Two women toast rose wine glasses

The World’s Best Wine Regions

Drink Up... From Old World Europe to Southern Hemisphere Classics

Few things complement a fiery sunset, an exquisite five-course dinner or a leisurely afternoon like a glass of wine. With the ability to turn any ordinary vacation into an extraordinary one with just the pop of a cork, it’s no surprise the world of wine tourism is growing at such an exponential rate.

Instead of simply sampling local varietals at dinner, expansive wine tours give you a unique opportunity to get up close and personal with the world’s best grapes. Whether you’re heading to the centuries-old Chateau’s of France or the burgeoning wine cellars of South Africa, a wine journey is the perfect occasion to deepen your knowledge of wine, which will come in handy only for the rest of your life.

And while France, Italy and Spain produce nearly half of the vino in the world, quality wine is now being made worldwide, with new standouts emerging yearly. Venture to boutique wineries in smaller regions like Portugal, Australia, New Zealand, Germany and South Africa, and you will be amply rewarded with varietals that dance on your taste buds.

Old World Europe = Modern Wine Perfection

France - The Bordeaux region produces what is known as perhaps the most prestigious wines, predominantly full-bodied, oak barrel aged red varietals, from rich Cabernets to herbal and plum flavored Merlots. You’ll also find plenty of sumptuous reds in Burgundy, too.

Italy - While every region of Italy produces good wines, Tuscany is where the grapes for bold Chianti are grown and produced in old world-style: by foot-stomping in barrels. Medium-bodied Sangiovese wines are another excellent choice, perfect for pairing with freshly rolled fettuccini or pappardelle pasta.

Vineyard in Tuscany, Italy.
Tuscany: Have a fun experience at a vineyard in this popular wine region. Go old school and do some foot-stomping in barrels.
Spain has the largest acreage of vineyards in the world and is famous for its Tempranillos and brandy. Bordering the Mediterranean Sea, Barcelona also produces the light and effervescent cava sparkling wine, as well as a variety of dry white wines.

Germany is known for its many sweet white wines, namely Rieslings, but you can also find fine Gewürztraminers. The least ripe, ideal as an aperitif, is a Kabinett; while Spatlese and Auslese are made from late-picked grapes and the sweet dessert wine Eiswein (ice wine) is picked as the grapes begin to freeze.
Village Beilstein at Mosel River, next to Cochem in Mosel Valley (Germany)
Germany: Village Beilstein is located on the Mosel River next to Cochem in Mosel Valley.
Portugal is home to the renowned dessert wine, Port, which is made from a blend of several grape varietals. However, Portugal also produces the lively fresh white wines of Vinho Verde - offering subtle lime and peach flavors.
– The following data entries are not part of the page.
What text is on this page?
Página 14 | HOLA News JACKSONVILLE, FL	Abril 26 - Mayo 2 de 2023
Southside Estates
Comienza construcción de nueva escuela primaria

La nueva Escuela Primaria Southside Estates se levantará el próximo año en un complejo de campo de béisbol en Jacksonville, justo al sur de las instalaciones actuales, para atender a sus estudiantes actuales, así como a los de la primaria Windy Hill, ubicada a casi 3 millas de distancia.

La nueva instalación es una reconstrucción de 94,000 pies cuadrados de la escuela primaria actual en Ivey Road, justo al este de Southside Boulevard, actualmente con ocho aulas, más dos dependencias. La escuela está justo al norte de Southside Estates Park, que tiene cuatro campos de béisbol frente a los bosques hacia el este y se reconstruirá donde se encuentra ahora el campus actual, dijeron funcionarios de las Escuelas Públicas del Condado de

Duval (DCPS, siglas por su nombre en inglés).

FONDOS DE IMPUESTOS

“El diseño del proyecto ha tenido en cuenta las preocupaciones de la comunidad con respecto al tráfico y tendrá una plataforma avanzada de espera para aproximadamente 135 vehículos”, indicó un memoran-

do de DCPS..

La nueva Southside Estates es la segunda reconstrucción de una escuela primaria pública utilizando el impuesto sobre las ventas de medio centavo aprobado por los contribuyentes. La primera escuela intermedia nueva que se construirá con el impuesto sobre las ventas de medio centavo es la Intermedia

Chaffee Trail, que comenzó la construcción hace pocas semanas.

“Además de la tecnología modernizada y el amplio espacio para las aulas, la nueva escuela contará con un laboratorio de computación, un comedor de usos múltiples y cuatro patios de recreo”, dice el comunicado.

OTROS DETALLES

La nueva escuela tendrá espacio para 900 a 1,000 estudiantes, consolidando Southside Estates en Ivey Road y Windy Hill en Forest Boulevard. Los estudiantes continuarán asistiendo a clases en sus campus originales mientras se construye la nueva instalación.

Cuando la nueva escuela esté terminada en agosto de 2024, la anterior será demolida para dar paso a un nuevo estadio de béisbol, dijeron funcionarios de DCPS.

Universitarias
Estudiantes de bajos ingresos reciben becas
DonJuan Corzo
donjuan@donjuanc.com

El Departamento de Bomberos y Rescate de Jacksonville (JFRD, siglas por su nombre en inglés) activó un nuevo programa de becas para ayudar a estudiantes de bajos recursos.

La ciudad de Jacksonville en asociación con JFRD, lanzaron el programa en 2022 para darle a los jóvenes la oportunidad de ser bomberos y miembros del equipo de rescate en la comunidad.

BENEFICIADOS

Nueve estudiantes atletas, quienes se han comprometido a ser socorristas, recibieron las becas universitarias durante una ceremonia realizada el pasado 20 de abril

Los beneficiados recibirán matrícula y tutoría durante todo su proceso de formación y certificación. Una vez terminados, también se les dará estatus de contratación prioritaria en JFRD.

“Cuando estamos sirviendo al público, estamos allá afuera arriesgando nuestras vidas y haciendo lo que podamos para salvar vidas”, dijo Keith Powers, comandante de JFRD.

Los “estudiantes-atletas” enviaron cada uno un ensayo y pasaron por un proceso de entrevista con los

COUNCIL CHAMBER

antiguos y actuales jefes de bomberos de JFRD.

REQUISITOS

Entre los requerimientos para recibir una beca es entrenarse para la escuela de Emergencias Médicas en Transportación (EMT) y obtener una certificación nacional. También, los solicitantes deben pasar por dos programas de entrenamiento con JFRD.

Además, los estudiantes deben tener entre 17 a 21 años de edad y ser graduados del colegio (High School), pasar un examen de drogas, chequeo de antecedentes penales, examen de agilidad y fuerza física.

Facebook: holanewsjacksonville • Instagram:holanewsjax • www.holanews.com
Southern Hemisphere Classics

South Africa is known for their Chenin Blancs and signature Pinotage, as well as brandy, but you’ll also find Sauvignon Blanc, Cabernet Sauvignon, Merlot, Petit Verdo, Shiraz and more. Most of the vineyards are located on the Western Cape near the coast—which you can explore on a hop-on/hop-off wine tram for a unique travel experience.

Delaire Graff Estate in Stellenbosch, South Africa
South Africa: Located in Stellenbosch, Delaire Graff Estate offers a variety of wines including award-winning Semillion/Sauvignon blends.
Australia’s diverse land truly offers something for all tastes, growing some of the world’s oldest grape vines in over 60 wine regions that produce more than 100 different varieties – including many world-famous wines. Sip premium Chardonnays, Pinot Noirs, Syrahs and Australia’s signature spicy Shiraz in picturesque settings, such as overlooking the Sydney Harbour after just hiking over its bridge!

New Zealand is famous for its Pinot Noirs, with intense fruit flavors, and grassy, dry Sauvignon Blancs. Because of the cooler temperatures here, the grapes have a longer ripening period, resulting in full flavor development with a fresh acidity. Taste your way through three significant wine regions—including can’t-miss Hawke’s Bay and Marlborough—and over 120 wineries on the Classic Wine Trail.
Vineyard in New Zealand
New Zealand: Visit vineyards located on North Island and Waiheke Island.